Here’s my attempt at a Brian Doyle poem.
The Treadmill
There was a fitness center next to the fancy hotel pool and
maybe my daughter was ten and my son eight, and my
son, a leap-before-you-look sort of kid, jumped on a
treadmill and got it going but then the treadmill had a
mind of its own and kept getting faster. One second my son
was smiling and the next second he looked terrified, yet
even as his fear filled the fitness center I stood frozen,
puzzling over that treadmill like it was a complicated long
division problem. Why didn’t I just grab my son and lift him
off that demon machine? Finally, I began pushing buttons,
but those stupid buttons just made the console display
useless stuff like heart rate and miles per hour and my little
boy was running like a madman trying to keep up. An
image popped into my head, a scene from The Jetsons of
George stuck on a treadmill, perhaps forever, when boom
my son fell onto his knees, and only then did I sort of grab
and tackle him and the fronts of his legs were exposed and
running red because he only had on his swimsuit. I carried
him out to a reclining pool chair where he sat sobbing
because there wasn’t any skin on his knees anymore and it
hurt and I didn’t cry but I wanted to, not out of empathy
but because of my own failure. I’d stood slack-jawed in
a Jetsons fog while the save-the-day moments whistled past.

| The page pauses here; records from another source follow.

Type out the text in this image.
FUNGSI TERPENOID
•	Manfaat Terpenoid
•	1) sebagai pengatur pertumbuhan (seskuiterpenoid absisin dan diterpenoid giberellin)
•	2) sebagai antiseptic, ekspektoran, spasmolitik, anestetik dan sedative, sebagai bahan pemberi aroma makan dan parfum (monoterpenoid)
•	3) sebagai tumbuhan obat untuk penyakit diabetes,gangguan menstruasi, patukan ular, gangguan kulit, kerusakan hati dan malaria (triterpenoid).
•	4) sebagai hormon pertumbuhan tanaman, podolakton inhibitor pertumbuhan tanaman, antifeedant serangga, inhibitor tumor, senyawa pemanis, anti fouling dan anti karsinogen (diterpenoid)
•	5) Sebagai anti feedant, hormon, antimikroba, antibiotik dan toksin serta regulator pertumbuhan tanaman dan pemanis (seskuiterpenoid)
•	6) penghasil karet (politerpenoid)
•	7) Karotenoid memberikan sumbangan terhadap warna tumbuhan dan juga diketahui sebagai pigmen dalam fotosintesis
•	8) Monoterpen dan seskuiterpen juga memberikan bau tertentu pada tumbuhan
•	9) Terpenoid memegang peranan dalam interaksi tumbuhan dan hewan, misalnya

What sort of pathetic dad does that? Occasionally on
Sunday mornings we use that old form Prayer of
Confession that says forgive us our sins of commission and
also our sins of omission and maybe most of the
congregation doesn’t understand what omission means
but the word slays me every time, because what you don’t
do can be worse than what you do. My son’s skin grew
back, but how to fix the deeper wounds, to his psyche and
mine, that still fester because one day when my son
needed his dad to act I stood thinking about a cartoon? For
that I fall to my knees and pray again and again, over and
over, Father and son please forgive me.
Jeff Munroe is Vice President for Advancement and Operations at Western Theological Seminary in Holland, Michigan.
Deeply thankful for this, Jeff. Love your poem too.
Brian’s pieces in The Sun were always among my favorites.
Keep writing, so the world stays literate, joyful, and human!
Thanks for honoring Brian, and perhaps for introducing Twelve readers to him. He was a uniquely joyful and much-needed voice in the world. Thankfully he leaves his prolific words behind to inspire us.
Jeff…yet again I am impressed with myself, that I knew & loved the writings of someone you also knew & liked. I respect your intelligence, humor & way of expressing your thoughts.. I’ve read Guidepost Magazine for years, Brian Doyle was my favorite writer. I will miss his magic words as well.